I've created an elective class that is focused on the engineering design process and computer science.

This week students designed their Google websites which will be used as ePortfolios.  Students will showcase their projects and write reflection pieces regarding their work.  See my website for the class here.

Next students took part in the Marshmallow Challenge to give students a taste of design without a process.  Only one team got their design to actually stand up!  See slideshow from the challenge below.

Today students began the Boomerang Challenge using elements the design thinking process.  Today we focused on Brainstorming.  I gave students the challenge of coming up with 8 quick designs in 6 minutes.  I told students not to worry about getting it perfect, to just go fast and draw what comes to mind.  And the crazier the design, the better.  Sometimes we may not use that design, but it might inspire something else.

Next, teams looked for patterns among all of their team designs.  Then they chose the team design.

Tomorrow they will create their template and begin crafting.

In biology, we've gotten off to a great start.  We are investigating the concept "Is it living?  How do you know."  My intention is for students to devise a "rule" regarding how they know something is alive.  this will lead into our investigation of the cell.

I'm using the writing structure "claim, evidence, and reason" as described in the book Negotiating Science by Brian Hand & Lori Norton-Meier.
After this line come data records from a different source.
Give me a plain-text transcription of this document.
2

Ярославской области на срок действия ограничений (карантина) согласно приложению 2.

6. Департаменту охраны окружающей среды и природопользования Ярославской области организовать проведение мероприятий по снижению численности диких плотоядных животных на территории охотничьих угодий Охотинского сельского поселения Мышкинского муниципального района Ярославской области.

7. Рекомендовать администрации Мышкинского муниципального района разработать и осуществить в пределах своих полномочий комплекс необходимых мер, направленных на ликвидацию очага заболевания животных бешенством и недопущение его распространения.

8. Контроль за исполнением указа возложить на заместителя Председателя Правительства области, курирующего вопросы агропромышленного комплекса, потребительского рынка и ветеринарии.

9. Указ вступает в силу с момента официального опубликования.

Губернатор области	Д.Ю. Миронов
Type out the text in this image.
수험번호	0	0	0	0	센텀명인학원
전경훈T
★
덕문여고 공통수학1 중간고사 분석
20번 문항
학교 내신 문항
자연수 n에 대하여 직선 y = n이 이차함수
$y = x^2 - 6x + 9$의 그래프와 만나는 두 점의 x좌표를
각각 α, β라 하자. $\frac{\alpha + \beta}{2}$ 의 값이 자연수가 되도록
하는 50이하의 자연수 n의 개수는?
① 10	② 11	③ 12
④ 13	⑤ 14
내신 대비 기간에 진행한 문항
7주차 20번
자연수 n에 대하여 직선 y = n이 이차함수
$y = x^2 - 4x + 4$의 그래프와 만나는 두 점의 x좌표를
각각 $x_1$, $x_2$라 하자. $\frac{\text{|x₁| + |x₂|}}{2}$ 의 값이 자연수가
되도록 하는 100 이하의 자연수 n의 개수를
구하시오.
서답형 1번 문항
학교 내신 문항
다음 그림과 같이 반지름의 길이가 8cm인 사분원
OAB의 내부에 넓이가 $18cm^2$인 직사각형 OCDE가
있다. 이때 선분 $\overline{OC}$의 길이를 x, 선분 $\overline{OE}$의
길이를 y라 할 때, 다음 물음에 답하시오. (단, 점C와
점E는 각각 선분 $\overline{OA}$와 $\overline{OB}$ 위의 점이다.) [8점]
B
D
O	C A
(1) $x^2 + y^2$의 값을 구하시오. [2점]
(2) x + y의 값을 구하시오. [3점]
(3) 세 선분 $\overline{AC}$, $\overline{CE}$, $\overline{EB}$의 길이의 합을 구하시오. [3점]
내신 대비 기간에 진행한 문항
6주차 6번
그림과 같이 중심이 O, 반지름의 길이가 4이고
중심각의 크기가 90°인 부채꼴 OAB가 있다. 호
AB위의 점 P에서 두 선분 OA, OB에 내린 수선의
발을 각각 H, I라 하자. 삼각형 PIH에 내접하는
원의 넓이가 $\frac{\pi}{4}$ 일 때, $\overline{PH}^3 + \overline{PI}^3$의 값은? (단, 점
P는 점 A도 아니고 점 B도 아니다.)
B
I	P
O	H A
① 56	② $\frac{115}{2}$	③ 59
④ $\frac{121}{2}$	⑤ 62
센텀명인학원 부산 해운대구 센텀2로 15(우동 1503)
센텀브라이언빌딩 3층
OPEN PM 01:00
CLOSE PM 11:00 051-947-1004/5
Teams started by observing 5 items:  hermit crabs, kelp, turban snails, water, and a rock.  Students pointe to the snail and crabs as being alive.  Their evidence/criteria was that they moved.  This is a limited notion that students have at this age.  I was surprised when I showed students a solar car and many of them concluded that it is alive also because it moves.

One technique I am using is NOT to tell students the correct answer.  Instead, I ask students in the class what they think.  I use popsicle sticks with students name and draw them as random.  I call another student and ask if they agree or disagree with the ideas of the first student.  Notice I said ideas.  We are not talking about right and wrong answers at this point.  This phase of the lesson is a mix of formative assessment and argumentation.  By asking students to comment on other student ideas, they are using higher level skills of analysis and argumentation.  I find a lot more energy in the class now that I use this technique rather than me just telling them yes that's correct, no it's not.

So to get back to the solar car.  The next day, I wrote on the board "if it moves, then it's alive."  I asked students to write whether they thought that was a good rule and why or why not.  I used this for my argumentation and analysis phase that I just described.  With guidance from my questioning, students arrived at the conclusion that a solar car is not alive.  (Phew!)

Thursday, August 2, 2012

Maker Camp on Google+

Be sure to check ou the Maker Camp on Google+ for cool ideas for Making in your classroom and at home.  I will be using many of these ideas in my elective class this year.